Thursday 25 July 2013

Alps (2012, Giorgos Lanthimos)


A wide-shot introduces us to a dancer alone in a deserted gymnasium, Carl Orff's Carmina Burana fills the room, her routine begins. An impressive routine nonetheless, but when the track comes to an end she is far from forgiving of her performance as she tells her unseen coach that she finds the track difficult and ill suited, that she'd prefer to perform alongside a 'pop' track. The coach says "you're not ready for pop", after which he makes a violent threat upon her life if he were ever to catch her performing to pop music.

And so begins Alps, a film that to call strange would be an excerise in futility. A film with opening and closing scenes seemingly unconnected to its main premise; a group known after the ...mountains hired to act out the lives of the deceased to ease the pain of the bereaved. But it does make some sense when remembering that the film was made by Georgios Lanthimos, the man who gave us the wonderfully severe Dogtooth. That film, like this one, drops us into a world that appears like our own but is more like some kind of alternative reality in which common existential matters are played out on a stage. And like Dogtooth the film drops the viewer into a world of regulation, of rules that only reveal themselves slowly but rarely fully. A world where hierarchies and relations have already been defined, we merely observe what happens when these chains of command and protocol are challenged.

One of Dogtooth's many shocking scenes was one of a woman being beaten severely (albeit briefly) with a VCR. Why? Because she brought 'unacceptable' material (a VHS copy of Rocky) into the house of what can only be described as her employer. Lanthimos seems to understand fully that life's assemblance of order exists soley because of violence - and as the opening scene described here - more precisely the threat of violence.

The group Alps - named by leader Mount Blanc for the mountains' irreplacable stature that could replace other natural monuments if nessessasry - ask the grief stricken people who desire their service a multitude of monotonous questions such as who the deceased's favourite actors were, favourite actress, what their favourite food was. These questions are pointlessly shallow yet seem important in the cynical ethos of the film, as it seems to point to how much we amount to living or dead.

As we witness more and more reinactions of Alps customer's lives, the lines that divide the members cold method acting begins to blur, as shown through an unnamed female member (Aggeliki Papoulia) who disobeys Mount Blanc's ground rules. The actress begins to pine for the fabricated lives bought by the customers instead of her own; a lonely existence looking after her father that mirrors all to closely the awkward infamiliarity of her work. She simply isn't happy in her own skin, how many of us are? How much of our own personality is ours? the percentage, I'd imagine, is on the low side. Are we (or at least many of us) just fleshy sponges that soak up vaccuous pop culture?

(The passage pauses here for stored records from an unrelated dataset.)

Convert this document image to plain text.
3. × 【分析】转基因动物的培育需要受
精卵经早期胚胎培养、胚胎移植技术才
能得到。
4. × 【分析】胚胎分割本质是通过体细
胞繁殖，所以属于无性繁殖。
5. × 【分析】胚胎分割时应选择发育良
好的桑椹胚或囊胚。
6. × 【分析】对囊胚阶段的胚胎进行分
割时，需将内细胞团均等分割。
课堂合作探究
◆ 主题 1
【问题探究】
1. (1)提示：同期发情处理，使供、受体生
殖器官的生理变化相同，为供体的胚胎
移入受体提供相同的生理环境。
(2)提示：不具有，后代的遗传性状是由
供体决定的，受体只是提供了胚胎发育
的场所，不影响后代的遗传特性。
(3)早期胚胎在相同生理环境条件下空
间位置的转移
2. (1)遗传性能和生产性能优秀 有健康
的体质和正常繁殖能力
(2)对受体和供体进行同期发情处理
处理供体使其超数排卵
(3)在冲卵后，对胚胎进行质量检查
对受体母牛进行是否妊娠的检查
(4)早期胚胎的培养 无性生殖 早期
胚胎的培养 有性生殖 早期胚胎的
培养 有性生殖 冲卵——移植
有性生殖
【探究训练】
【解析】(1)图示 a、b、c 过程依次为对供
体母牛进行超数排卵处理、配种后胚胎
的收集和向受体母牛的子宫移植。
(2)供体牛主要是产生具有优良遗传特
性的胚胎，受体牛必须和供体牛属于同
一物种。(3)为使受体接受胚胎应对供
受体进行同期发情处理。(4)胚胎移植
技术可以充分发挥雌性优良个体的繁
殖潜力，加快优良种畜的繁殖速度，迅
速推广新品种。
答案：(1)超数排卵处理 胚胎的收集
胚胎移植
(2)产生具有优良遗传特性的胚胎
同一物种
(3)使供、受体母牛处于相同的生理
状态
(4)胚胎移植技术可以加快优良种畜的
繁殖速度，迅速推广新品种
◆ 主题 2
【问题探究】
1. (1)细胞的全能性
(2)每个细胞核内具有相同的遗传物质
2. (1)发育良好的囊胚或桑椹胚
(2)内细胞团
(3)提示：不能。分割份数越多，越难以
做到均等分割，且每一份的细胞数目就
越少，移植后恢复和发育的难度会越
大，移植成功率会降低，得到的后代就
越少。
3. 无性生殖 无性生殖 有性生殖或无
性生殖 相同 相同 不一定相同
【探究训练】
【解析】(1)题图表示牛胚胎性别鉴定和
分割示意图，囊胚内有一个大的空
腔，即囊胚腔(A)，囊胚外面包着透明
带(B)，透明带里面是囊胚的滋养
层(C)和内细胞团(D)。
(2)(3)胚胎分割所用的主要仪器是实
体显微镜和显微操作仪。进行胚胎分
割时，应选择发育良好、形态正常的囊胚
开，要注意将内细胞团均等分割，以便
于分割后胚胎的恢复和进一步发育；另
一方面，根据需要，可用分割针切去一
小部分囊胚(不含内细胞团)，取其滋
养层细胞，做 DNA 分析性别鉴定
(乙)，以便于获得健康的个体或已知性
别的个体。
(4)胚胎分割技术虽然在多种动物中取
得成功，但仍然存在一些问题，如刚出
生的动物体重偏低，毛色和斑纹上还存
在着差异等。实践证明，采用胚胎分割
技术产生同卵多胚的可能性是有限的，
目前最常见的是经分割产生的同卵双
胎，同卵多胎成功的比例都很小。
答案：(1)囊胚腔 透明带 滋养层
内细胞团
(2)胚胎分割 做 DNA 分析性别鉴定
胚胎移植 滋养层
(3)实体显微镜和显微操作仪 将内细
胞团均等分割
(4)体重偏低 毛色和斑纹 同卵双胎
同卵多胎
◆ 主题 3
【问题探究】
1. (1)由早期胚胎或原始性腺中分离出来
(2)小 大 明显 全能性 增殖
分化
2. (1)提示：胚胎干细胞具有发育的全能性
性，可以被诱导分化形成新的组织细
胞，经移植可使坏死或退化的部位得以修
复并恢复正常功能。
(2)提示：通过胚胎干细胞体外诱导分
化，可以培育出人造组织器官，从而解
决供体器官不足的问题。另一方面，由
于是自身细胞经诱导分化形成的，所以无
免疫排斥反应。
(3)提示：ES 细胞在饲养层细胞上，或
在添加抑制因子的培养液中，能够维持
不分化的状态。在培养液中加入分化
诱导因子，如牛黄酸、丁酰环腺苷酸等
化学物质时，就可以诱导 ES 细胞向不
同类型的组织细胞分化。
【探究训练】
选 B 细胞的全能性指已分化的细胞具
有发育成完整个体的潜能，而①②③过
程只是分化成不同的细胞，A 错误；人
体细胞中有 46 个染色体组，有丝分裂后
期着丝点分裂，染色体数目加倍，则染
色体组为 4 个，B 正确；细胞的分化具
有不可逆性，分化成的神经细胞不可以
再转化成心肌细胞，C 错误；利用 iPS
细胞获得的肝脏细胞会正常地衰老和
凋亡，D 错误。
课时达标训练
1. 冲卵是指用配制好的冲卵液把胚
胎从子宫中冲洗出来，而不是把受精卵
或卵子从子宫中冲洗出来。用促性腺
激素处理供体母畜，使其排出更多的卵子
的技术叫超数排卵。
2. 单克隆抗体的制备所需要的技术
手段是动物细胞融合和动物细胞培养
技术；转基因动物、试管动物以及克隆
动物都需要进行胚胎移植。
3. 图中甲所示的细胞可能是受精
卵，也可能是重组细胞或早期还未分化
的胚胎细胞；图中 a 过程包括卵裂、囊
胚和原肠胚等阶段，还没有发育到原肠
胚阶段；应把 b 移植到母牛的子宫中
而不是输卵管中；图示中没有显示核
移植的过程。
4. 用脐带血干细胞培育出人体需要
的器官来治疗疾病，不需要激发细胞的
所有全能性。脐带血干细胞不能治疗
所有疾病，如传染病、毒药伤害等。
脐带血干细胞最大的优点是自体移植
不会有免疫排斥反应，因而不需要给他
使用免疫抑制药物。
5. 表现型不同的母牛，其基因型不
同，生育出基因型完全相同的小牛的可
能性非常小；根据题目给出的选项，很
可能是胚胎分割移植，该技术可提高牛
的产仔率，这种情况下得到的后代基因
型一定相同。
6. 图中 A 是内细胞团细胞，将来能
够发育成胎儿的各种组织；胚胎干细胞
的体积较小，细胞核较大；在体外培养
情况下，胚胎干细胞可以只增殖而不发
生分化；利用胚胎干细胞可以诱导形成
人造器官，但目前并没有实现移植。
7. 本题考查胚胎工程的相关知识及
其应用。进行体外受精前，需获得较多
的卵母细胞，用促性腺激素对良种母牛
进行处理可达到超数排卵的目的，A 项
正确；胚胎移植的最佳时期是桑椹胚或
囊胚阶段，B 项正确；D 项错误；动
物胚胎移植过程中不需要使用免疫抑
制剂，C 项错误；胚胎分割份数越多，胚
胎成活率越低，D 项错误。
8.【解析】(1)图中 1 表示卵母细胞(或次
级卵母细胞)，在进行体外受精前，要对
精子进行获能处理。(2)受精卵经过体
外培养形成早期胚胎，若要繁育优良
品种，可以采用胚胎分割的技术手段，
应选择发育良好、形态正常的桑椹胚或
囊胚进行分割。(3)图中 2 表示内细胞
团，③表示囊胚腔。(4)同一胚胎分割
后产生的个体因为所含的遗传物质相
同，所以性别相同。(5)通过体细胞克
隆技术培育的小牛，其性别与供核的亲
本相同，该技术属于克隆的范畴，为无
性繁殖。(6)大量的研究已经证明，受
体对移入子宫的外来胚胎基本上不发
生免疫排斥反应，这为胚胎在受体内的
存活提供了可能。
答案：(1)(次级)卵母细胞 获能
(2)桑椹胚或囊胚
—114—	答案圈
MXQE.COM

The film's set up and concept is an intrigueing one and one I expected to have more of a cautionary approach, or at least a little more pathos contained. There certainly are moments of poignancy, such as a regular client; an old blind lady who two Alps members act out the roles of her best friend and husband. A venture that reveals how we hang on to and obsess over even the most hurtful of memories. But largely Lanthimos's aim is rather despairing (though interestingly so) as his film looks to decipher how much worth is in our lives, the level of pain we leave behind for loved ones, along with the faint whisper we leave in the grand makeup of the cosmos. It's a cynical affair but ln this filmmaker's hands is never less than compelling in its loose absurdity and its reticence:

- How did such an eclectic mix of people of all ages come to form Alps?

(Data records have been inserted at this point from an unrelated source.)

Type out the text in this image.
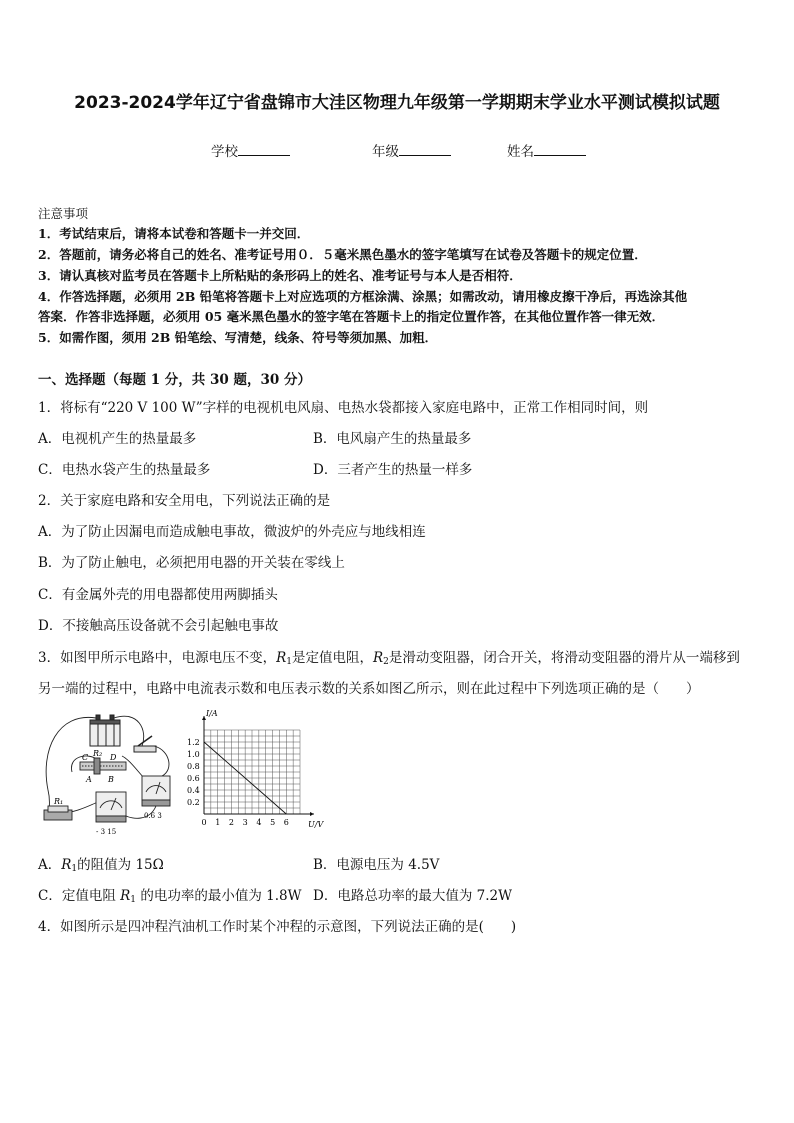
2023-2024学年辽宁省盘锦市大洼区物理九年级第一学期期末学业水平测试模拟试题
学校	年级	姓名
注意事项
1．考试结束后，请将本试卷和答题卡一并交回．
2．答题前，请务必将自己的姓名、准考证号用０．５毫米黑色墨水的签字笔填写在试卷及答题卡的规定位置．
3．请认真核对监考员在答题卡上所粘贴的条形码上的姓名、准考证号与本人是否相符．
4．作答选择题，必须用 2B 铅笔将答题卡上对应选项的方框涂满、涂黑；如需改动，请用橡皮擦干净后，再选涂其他
答案．作答非选择题，必须用 05 毫米黑色墨水的签字笔在答题卡上的指定位置作答，在其他位置作答一律无效．
5．如需作图，须用 2B 铅笔绘、写清楚，线条、符号等须加黑、加粗．
一、选择题（每题 1 分，共 30 题，30 分）
1．将标有“220 V 100 W”字样的电视机电风扇、电热水袋都接入家庭电路中，正常工作相同时间，则
A．电视机产生的热量最多	B．电风扇产生的热量最多
C．电热水袋产生的热量最多	D．三者产生的热量一样多
2．关于家庭电路和安全用电，下列说法正确的是
A．为了防止因漏电而造成触电事故，微波炉的外壳应与地线相连
B．为了防止触电，必须把用电器的开关装在零线上
C．有金属外壳的用电器都使用两脚插头
D．不接触高压设备就不会引起触电事故
3．如图甲所示电路中，电源电压不变，$R_1$是定值电阻，$R_2$是滑动变阻器，闭合开关，将滑动变阻器的滑片从一端移到
另一端的过程中，电路中电流表示数和电压表示数的关系如图乙所示，则在此过程中下列选项正确的是（　　）
C R₂ D
A B
R₁
- 3 15
0.6 3
0 1 2 3 4 5 6
0.2
0.4
0.6
0.8
1.0
1.2
I/A
U/V
A．$R_1$的阻值为 15Ω	B．电源电压为 4.5V
C．定值电阻 $R_1$ 的电功率的最小值为 1.8W D．电路总功率的最大值为 7.2W
4．如图所示是四冲程汽油机工作时某个冲程的示意图，下列说法正确的是(　　)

- How does Mount Blanc hold his position as leader? He clearly holds intimidating authority.

- No one is enjoying the job, yet no one quits. Why?

- Did the member's legit day jobs come before or after the founding of Alps? Members working in the hospital seem to be implanted to hone in on grieving possible future clients.

- Why does is matter who drinks out of whose coffee mug in the staff room?

All these aspects are everything and yet not actually important. The absence of set-up and closure is what makes it such an insatiably engrossing and intense affair.

Alps questions the unknowable nature of the human condition and asks how little there might be to know, anyway. It's a horrible thought that those you love, when asked to describe you in death, might say; he/she liked tennis, Morgan Freeman, and had a slight leaning towards pasta. Does it all amount to this?